You have no reason to cry. You all have been so fortunate to have had in abundance the love and affection of your mother for such a long time; your mother too has lived a healthy and full life; she had enjoyed to the full the love and the caring that you all gave her in ample measure; she had relished playing with her doting grandchildren. In her long life, your mother had always been thoughtful and considerate, and took care of the comforts of all of her children and grandchildren.
Instead of crying over her death, you rather need to celebrate her demise. She had been a true mother in every sense of the term; she neither ever caused you any trouble nor inconvenienced you when she was alive.
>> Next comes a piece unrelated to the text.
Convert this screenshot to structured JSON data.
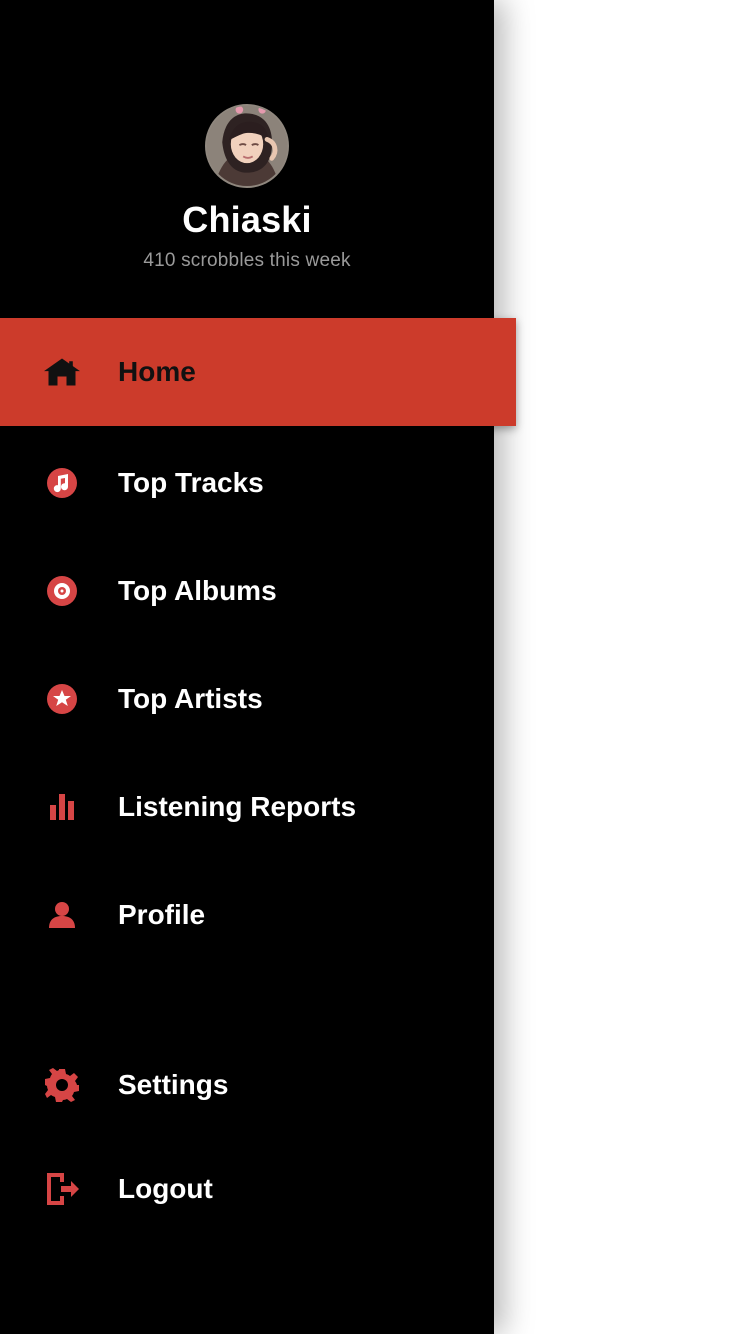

And when she died, she made sure that she went away quietly and peaceably without making any fuss. She would not want you to cry. She was at ease when she lived and equally content when she died.
I was that 4-year old unfortunate boy with two younger siblings whose mother had died in the Lahore of mid-1930s; we all were raised by nannies, some caring and others uncaring. We did not ever experience the warmth of a mother's love; we were never put to sleep by a mother's lullaby. We were unfortunate not to have felt a mother's love or her touch. Suddenly I blurted, "Oh, Mother", and started crying for the mother's love that I was not fortunate enough to have experienced.
On this Mother's Day, those who are so very fortunate to have had the love and affection of their mothers must cherish what they have, for there is no greater boon than a mother's love. And shed a tear or two for those like me who grew up without knowing what a mother's love and affection is.